WooBin'in sinirden gözleri büyümüştü. "İşin sonunda canlı kalan bulursak sorarsın" dedi, silahını işaret ederek.
WooHyun kuzeninden beklediği tepkiyi almıştı, hafifçe gülümseyip sağ tarafına baktı. "Jeong!" dedi yoklamak adına.
O sırada aracının kapısını açıp torpidodan silahını çıkaran Kim Jeong Hoon, "WooHyun, eğer TS Group'un tek erkek varisine bir şey olursa bunun altından kalkamazsın biliyorsun değil mi?" diye sordu sesi ulaşsın diye bağırmıştı. O da sırtını tıpkı WooBin ve WooHyun gibi arabasına dayadı.
"Aracın zırhlıysa arkana yaslan ve senin için ortamı temizlememi bekle Veliaht Kim"
Jeong yarım bir gülüş atıp, "Zırhlı" dedi ama yerinde durmaya hiç niyeti yoktu.

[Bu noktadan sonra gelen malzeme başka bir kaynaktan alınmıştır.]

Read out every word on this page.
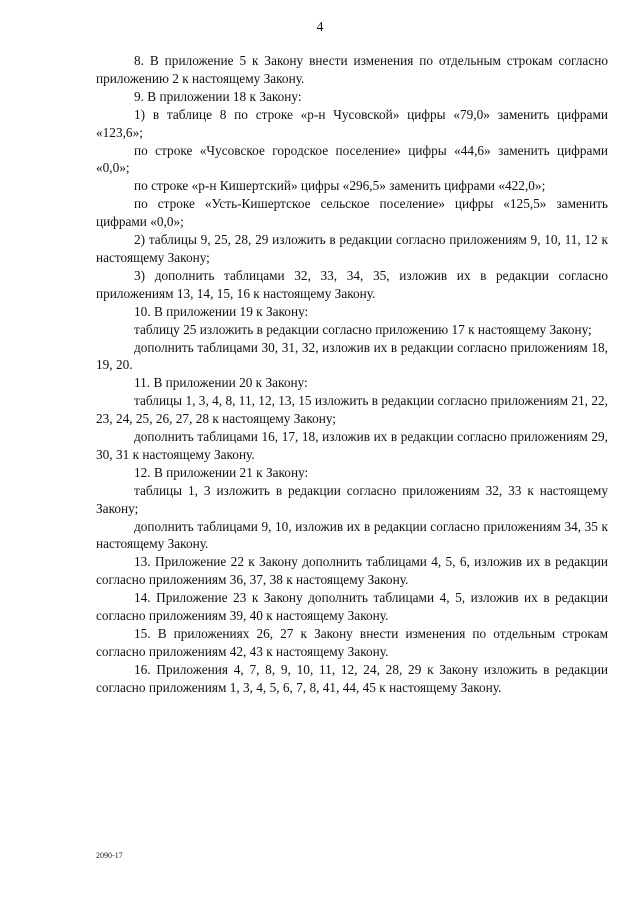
4

8. В приложение 5 к Закону внести изменения по отдельным строкам согласно приложению 2 к настоящему Закону.

9. В приложении 18 к Закону:

1) в таблице 8 по строке «р-н Чусовской» цифры «79,0» заменить цифрами «123,6»;

по строке «Чусовское городское поселение» цифры «44,6» заменить цифрами «0,0»;

по строке «р-н Кишертский» цифры «296,5» заменить цифрами «422,0»;

по строке «Усть-Кишертское сельское поселение» цифры «125,5» заменить цифрами «0,0»;

2) таблицы 9, 25, 28, 29 изложить в редакции согласно приложениям 9, 10, 11, 12 к настоящему Закону;

3) дополнить таблицами 32, 33, 34, 35, изложив их в редакции согласно приложениям 13, 14, 15, 16 к настоящему Закону.

10. В приложении 19 к Закону:

таблицу 25 изложить в редакции согласно приложению 17 к настоящему Закону;

дополнить таблицами 30, 31, 32, изложив их в редакции согласно приложениям 18, 19, 20.

11. В приложении 20 к Закону:

таблицы 1, 3, 4, 8, 11, 12, 13, 15 изложить в редакции согласно приложениям 21, 22, 23, 24, 25, 26, 27, 28 к настоящему Закону;

дополнить таблицами 16, 17, 18, изложив их в редакции согласно приложениям 29, 30, 31 к настоящему Закону.

12. В приложении 21 к Закону:

таблицы 1, 3 изложить в редакции согласно приложениям 32, 33 к настоящему Закону;

дополнить таблицами 9, 10, изложив их в редакции согласно приложениям 34, 35 к настоящему Закону.

13. Приложение 22 к Закону дополнить таблицами 4, 5, 6, изложив их в редакции согласно приложениям 36, 37, 38 к настоящему Закону.

14. Приложение 23 к Закону дополнить таблицами 4, 5, изложив их в редакции согласно приложениям 39, 40 к настоящему Закону.

15. В приложениях 26, 27 к Закону внести изменения по отдельным строкам согласно приложениям 42, 43 к настоящему Закону.

16. Приложения 4, 7, 8, 9, 10, 11, 12, 24, 28, 29 к Закону изложить в редакции согласно приложениям 1, 3, 4, 5, 6, 7, 8, 41, 44, 45 к настоящему Закону.

2090-17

İki arkadaş kurşunlar arasında gülüşürken, "Kızlar, muhabbetiniz bittiyse icraata geçelim!" diye müdahale eden WooBin, sözü biter bitmez ayağa kalkıp kurşun seslerinden tespit ettiği park halindeki tırın üstünde duran hedefe ateş etti. Dirseklerini siyah otomobilinin tavanına dayamış, tabancasını sıkı sıkıya tutuyordu. İki isabetli atışla önce göğsünden sonra kafasından vurduğu adam yere yığılırken onun birkaç adım sağındaki adam da sağ ve sol omuzlarından vurulup geriye doğru sendeleyip tırın üstünden aşağı düşmüştü.
WooBin işini tamamlayıp tekrar arabanın yanında siperini alırken göz ucuyla Jeong'u kontrol etmeyi ihmal etmedi. Kim Jeong Hoon da kendisiyle aynı anda işini bitirip eğilmişti. İkinci adamı yere yığan oydu belli ki, WooHyun serserisinin arkadaşları da WooHyun gibi serseridir diye düşünüyordu ama bu züppe yetenekli bir züppeymiş diye son bir not düşerek tamamladı gözlemini.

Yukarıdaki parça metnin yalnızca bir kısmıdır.